Understanding Clinical Terminology in Context
Here are terms you will hear constantly during implementations. Learn these before your first hospital meeting:
- Chief Complaint (CC) -- the primary reason the patient came (e.g., 'fever for 3 days')
- History of Present Illness (HPI) -- detailed story of the current problem
- Vitals -- measurable body parameters: BP, pulse, temperature, respiratory rate, SpO2, weight
- Diagnosis -- the doctor's conclusion about what is wrong (coded in ICD-10)
- Differential Diagnosis -- multiple possible diagnoses being considered
- Rx -- abbreviation for prescription
- PRN -- 'as needed' medication (not scheduled, given when patient needs it)
- STAT -- immediately / urgently
- NPO / NBM -- nothing by mouth (fasting, usually before surgery)
- Admission -- patient stays overnight
- Discharge -- patient leaves after treatment
- LAMA -- Leave Against Medical Advice (patient wants to leave before doctor recommends)
- MLC -- Medico-Legal Case (police notification required)
- DAMA -- Discharge Against Medical Advice (same as LAMA in some regions)

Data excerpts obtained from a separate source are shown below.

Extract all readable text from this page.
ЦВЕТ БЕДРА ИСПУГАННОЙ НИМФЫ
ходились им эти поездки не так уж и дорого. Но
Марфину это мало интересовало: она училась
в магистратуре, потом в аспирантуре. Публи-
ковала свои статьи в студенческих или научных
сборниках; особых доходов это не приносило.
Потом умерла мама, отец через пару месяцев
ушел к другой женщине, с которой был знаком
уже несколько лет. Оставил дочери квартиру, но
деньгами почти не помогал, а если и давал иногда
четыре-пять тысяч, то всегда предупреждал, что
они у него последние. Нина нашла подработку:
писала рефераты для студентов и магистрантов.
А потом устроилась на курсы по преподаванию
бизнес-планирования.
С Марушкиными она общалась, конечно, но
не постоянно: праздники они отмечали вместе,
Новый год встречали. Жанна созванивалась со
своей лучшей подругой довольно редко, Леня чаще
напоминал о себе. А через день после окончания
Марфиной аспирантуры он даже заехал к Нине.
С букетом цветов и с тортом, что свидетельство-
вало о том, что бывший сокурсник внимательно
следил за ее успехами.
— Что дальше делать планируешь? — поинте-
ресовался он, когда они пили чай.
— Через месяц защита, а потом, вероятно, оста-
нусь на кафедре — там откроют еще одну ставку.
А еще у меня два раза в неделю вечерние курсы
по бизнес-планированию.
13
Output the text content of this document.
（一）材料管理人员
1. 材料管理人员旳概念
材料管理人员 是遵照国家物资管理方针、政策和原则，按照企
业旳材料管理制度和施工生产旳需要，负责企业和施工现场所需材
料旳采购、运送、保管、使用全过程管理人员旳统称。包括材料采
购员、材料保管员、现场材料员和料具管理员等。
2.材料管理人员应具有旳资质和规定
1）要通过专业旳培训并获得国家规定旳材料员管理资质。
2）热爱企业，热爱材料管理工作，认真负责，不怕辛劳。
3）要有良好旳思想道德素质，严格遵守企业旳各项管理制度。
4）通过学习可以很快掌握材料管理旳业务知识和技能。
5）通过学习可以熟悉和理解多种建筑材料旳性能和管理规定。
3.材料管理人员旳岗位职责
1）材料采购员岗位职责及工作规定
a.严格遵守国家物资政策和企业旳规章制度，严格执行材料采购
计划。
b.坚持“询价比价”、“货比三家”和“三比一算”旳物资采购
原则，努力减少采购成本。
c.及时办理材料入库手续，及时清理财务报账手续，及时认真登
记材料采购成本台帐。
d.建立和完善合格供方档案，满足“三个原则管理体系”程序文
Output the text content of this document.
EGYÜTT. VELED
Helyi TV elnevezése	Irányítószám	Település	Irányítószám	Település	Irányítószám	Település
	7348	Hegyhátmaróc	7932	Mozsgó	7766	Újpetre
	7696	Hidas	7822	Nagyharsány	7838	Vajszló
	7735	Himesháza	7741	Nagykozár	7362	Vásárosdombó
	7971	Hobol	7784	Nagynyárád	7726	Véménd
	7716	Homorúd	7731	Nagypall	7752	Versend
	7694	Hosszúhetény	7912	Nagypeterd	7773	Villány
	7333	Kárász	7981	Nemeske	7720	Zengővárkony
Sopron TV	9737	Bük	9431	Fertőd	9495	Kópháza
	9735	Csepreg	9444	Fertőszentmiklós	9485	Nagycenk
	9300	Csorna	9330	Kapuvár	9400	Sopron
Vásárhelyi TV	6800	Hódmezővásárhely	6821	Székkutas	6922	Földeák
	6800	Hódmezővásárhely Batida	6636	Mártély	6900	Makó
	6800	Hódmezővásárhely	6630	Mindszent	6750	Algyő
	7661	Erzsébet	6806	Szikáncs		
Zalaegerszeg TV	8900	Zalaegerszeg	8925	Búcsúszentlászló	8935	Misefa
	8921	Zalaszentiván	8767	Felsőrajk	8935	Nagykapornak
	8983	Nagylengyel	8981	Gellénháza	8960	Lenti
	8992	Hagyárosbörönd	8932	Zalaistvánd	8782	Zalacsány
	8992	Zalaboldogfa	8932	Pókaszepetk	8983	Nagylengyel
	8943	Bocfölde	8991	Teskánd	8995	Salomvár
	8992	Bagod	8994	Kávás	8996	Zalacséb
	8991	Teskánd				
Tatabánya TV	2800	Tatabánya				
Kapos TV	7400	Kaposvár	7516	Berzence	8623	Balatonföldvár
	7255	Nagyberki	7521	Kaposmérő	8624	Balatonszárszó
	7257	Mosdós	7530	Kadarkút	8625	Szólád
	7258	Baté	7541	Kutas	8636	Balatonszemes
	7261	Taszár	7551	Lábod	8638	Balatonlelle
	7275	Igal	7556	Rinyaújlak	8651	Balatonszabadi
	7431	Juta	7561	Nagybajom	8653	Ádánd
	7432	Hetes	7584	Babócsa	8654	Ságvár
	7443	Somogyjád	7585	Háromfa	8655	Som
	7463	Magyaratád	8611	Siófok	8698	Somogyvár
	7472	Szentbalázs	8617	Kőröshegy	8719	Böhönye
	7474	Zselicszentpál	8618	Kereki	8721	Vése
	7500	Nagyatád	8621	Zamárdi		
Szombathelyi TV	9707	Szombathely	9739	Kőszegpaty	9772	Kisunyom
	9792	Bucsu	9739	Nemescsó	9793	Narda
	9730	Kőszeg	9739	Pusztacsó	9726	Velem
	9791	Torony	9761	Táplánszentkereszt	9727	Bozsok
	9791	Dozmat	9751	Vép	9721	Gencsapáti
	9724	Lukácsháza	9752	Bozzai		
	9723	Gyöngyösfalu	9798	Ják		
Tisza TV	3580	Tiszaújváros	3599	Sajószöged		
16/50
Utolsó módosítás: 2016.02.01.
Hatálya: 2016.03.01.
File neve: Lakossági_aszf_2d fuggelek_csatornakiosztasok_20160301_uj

Exercise: Shadow a Workflow
This is your most important Module 1 exercise:
- Open your Bio Ecko sandbox
- Register a new test patient
- Walk through the complete OPD flow: registration -> vitals -> consultation -> prescription -> pharmacy dispensing -> billing
- Then admit the same patient to IPD and walk through: admission -> bed assignment -> daily nursing note -> medication administration -> discharge
At each step, note:
- Which screen/module did you use?
- Which fields were mandatory vs optional?
- What happened automatically (e.g., token generation, bill creation)?
- What required manual action?
- Where did you feel the workflow was slow or confusing?
Document your findings. These observations will be invaluable when you do this for real hospitals.
Notes
Tip
When doctors say 'the old system was better,' they usually mean 'the old system had fewer mandatory fields.' Your job is to balance data completeness with clinical speed. Default values, templates, and auto-population are your tools.
Info
A single OPD visit typically creates 5-8 database records across tables (visit, vitals, diagnosis, prescription, prescription_items, bill, bill_items). A 7-day IPD stay can create 200+ records. Understanding this data volume helps you plan testing.
Warning
Never configure a clinical workflow based solely on what management says. Always interview the actual users -- the nurse at the bedside, the pharmacist at the counter, the lab technician at the bench. Management describes the ideal; staff describe the reality.